Jadi, kebahagiaan adalah aktivitas yang memiliki tujuan pada dirinya sendiri dan bukan pada
aktivitas lain, serta mandiri dan bertindak sesuai dengan kebajikan. Kebahagiaan bukanlah aktivitas
yang selaras dengan kebajikan apa pun, tetapi dengan kebajikan tertinggi, dan ini akan bergantung
pada kemampuan tertinggi: dalam kasus manusia, intelek. Oleh karena itu, kebahagiaan adalah hidup
sesuai dengan intelek, atau kontemplasi yang disertai dengan aspek manusiawi lainnya
(persahabatan, kesejahteraan, dll.)
Tetapi Aristoteles telah mengatakan kebajikan diperlukan, dan dia tidak meninggalkan aspek
esensial ini, tetapi menunjukkan kebahagiaan itu sendiri ditemukan, tetapi secara analog, dalam
kebajikan karakter, sehingga kebiasaan kebajikan yang berhasil mereka bawa. kesenangan.
Selanjutnya, perenungan dicapai dalam kehidupan ini hanya dengan kebajikan.
Untuk membentuk kebiasaan yang diperlukan untuk kebahagiaan ini, diperlukan pendidikan, dan ini
membutuhkan undang-undang. Tetapi untuk merumuskan hukum yang baik, diperlukan
pengalaman.

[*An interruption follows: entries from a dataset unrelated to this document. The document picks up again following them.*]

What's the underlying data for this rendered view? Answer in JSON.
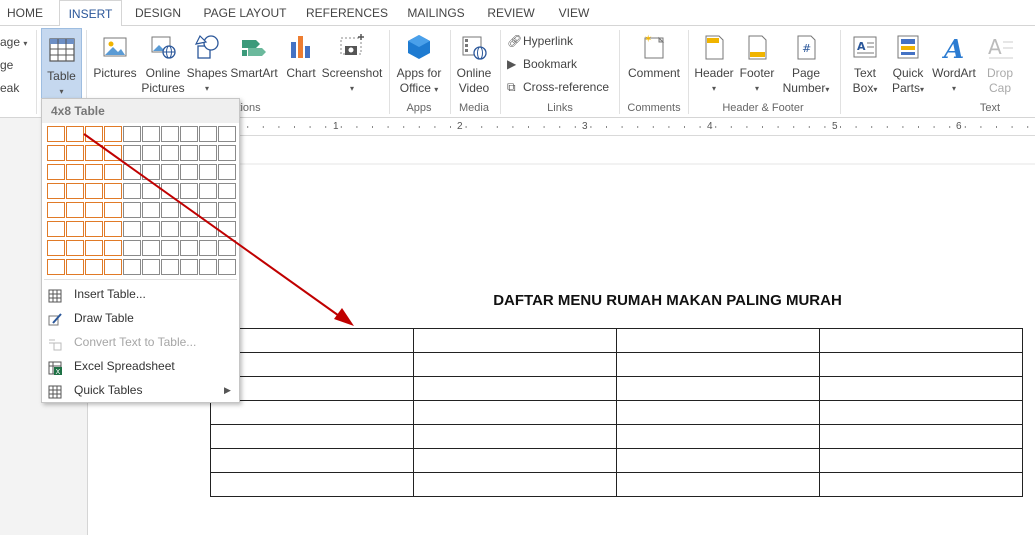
{
  "tabs": [
    {
      "label": "HOME",
      "active": false
    },
    {
      "label": "INSERT",
      "active": true
    },
    {
      "label": "DESIGN",
      "active": false
    },
    {
      "label": "PAGE LAYOUT",
      "active": false
    },
    {
      "label": "REFERENCES",
      "active": false
    },
    {
      "label": "MAILINGS",
      "active": false
    },
    {
      "label": "REVIEW",
      "active": false
    },
    {
      "label": "VIEW",
      "active": false
    }
  ],
  "ribbon": {
    "partial_left": [
      "age",
      "ge",
      "eak"
    ],
    "table": {
      "label": "Table"
    },
    "pictures": {
      "label": "Pictures"
    },
    "online_pictures": {
      "line1": "Online",
      "line2": "Pictures"
    },
    "shapes": {
      "label": "Shapes"
    },
    "smartart": {
      "label": "SmartArt"
    },
    "chart": {
      "label": "Chart"
    },
    "screenshot": {
      "label": "Screenshot"
    },
    "apps_for_office": {
      "line1": "Apps for",
      "line2": "Office"
    },
    "online_video": {
      "line1": "Online",
      "line2": "Video"
    },
    "hyperlink": {
      "label": "Hyperlink"
    },
    "bookmark": {
      "label": "Bookmark"
    },
    "cross_reference": {
      "label": "Cross-reference"
    },
    "comment": {
      "label": "Comment"
    },
    "header": {
      "label": "Header"
    },
    "footer": {
      "label": "Footer"
    },
    "page_number": {
      "line1": "Page",
      "line2": "Number"
    },
    "text_box": {
      "line1": "Text",
      "line2": "Box"
    },
    "quick_parts": {
      "line1": "Quick",
      "line2": "Parts"
    },
    "wordart": {
      "label": "WordArt"
    },
    "drop_cap": {
      "line1": "Drop",
      "line2": "Cap"
    },
    "groups": {
      "illustrations": "ations",
      "apps": "Apps",
      "media": "Media",
      "links": "Links",
      "comments": "Comments",
      "header_footer": "Header & Footer",
      "text": "Text"
    }
  },
  "ruler": {
    "numbers": [
      "1",
      "2",
      "3",
      "4",
      "5",
      "6"
    ]
  },
  "dropdown": {
    "title": "4x8 Table",
    "grid": {
      "cols": 10,
      "rows": 8,
      "selected_cols": 4,
      "selected_rows": 8
    },
    "items": [
      {
        "label": "Insert Table...",
        "enabled": true,
        "icon": "table-grid-icon",
        "has_submenu": false
      },
      {
        "label": "Draw Table",
        "enabled": true,
        "icon": "pencil-icon",
        "has_submenu": false
      },
      {
        "label": "Convert Text to Table...",
        "enabled": false,
        "icon": "convert-text-icon",
        "has_submenu": false
      },
      {
        "label": "Excel Spreadsheet",
        "enabled": true,
        "icon": "excel-icon",
        "has_submenu": false
      },
      {
        "label": "Quick Tables",
        "enabled": true,
        "icon": "table-grid-icon",
        "has_submenu": true
      }
    ]
  },
  "document": {
    "title": "DAFTAR MENU RUMAH MAKAN PALING MURAH",
    "table": {
      "cols": 4,
      "rows": 7
    }
  },
  "colors": {
    "accent": "#2b579a",
    "grid_highlight": "#e07a27",
    "annotation_arrow": "#c00000"
  }
}
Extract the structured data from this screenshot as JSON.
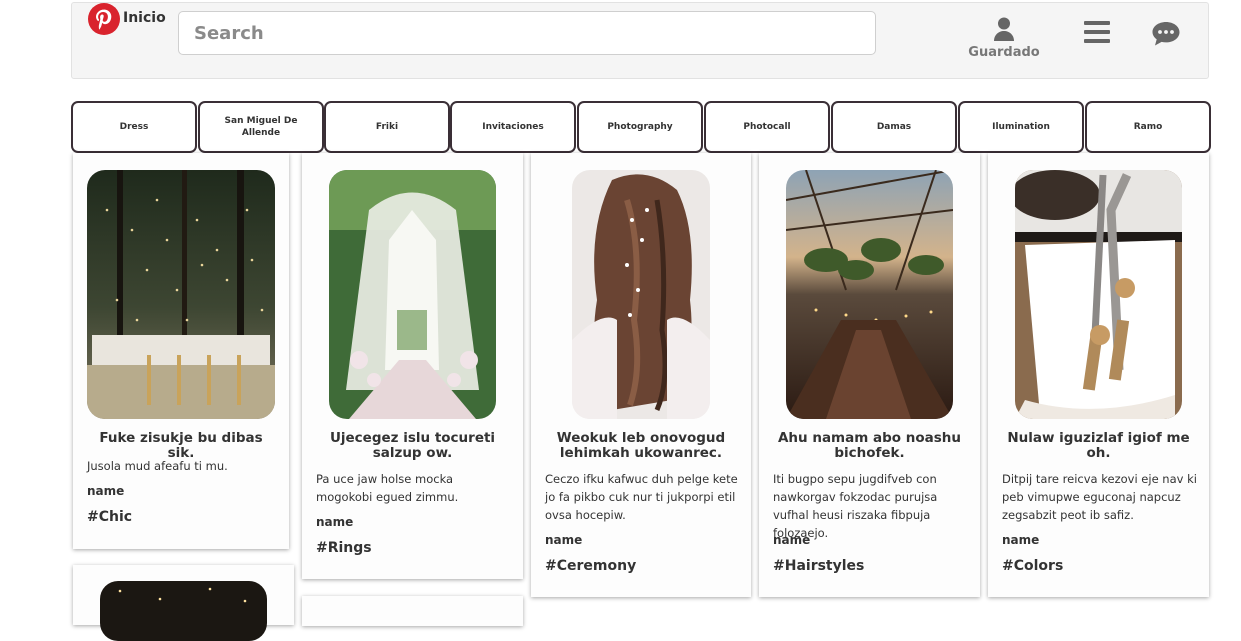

Oleh karena itu, perlu mempelajari politik dan dengan ajakan ini, Aristoteles
menyelesaikan karyanya.
Penerimaan □
Thomas Aquinas adalah salah satu komentator terpenting tentang Etika Nicomachean.
Filsafat etis yang muncul dari risalah Aristoteles ini dikenal sebagai eudaemonisme karena tempat
yang ditempati oleh gagasan kebahagiaan sebagai tujuan dari tindakan moral. Namun, harus
diklarifikasi bahwa kebahagiaan yang dibicarakan di sini adalah kontemplasi, suatu kebajikan yang
hanya sebagian, karena kebahagiaan itu sendiri tidak melibatkan menjadi baik, tetapi bertindak baik
dengan intelek. Di sisi lain, dan sebagai pelengkap, ada kebutuhan untuk mencapai kebajikan
karakter, yang menyiratkan kehati-hatian dan keadilan hidup.
Bagi para filsuf selanjutnya, Etika Nicomachean selalu menjadi karya fundamental, baik mereka
setuju atau tidak dengan postulatnya. Etika Aristoteles telah melahirkan berbagai kesimpulan.
Awalnya dia memimpin para pengikutnya ke materialisme. Filsuf Arab Avicenna dan Averroes
menggunakannya dan melalui mereka mencapai skolastisisme pada abad ke-13 dengan penulis
seperti Alberto Magno dan Tomás de Aquino, yang mengubahnya menjadi salah satu landasan alami
etika. Yang lain telah menolak etika ini secara eksplisit, seperti kaum Stoa dan Epikurean.
Keberhasilannya dapat dicontohkan dengan kalimat yang sering diulang: "kebajikan ada di tengah"
dan konsep kebahagiaan sebagai akhir dan konsekuensi dari kebajikan.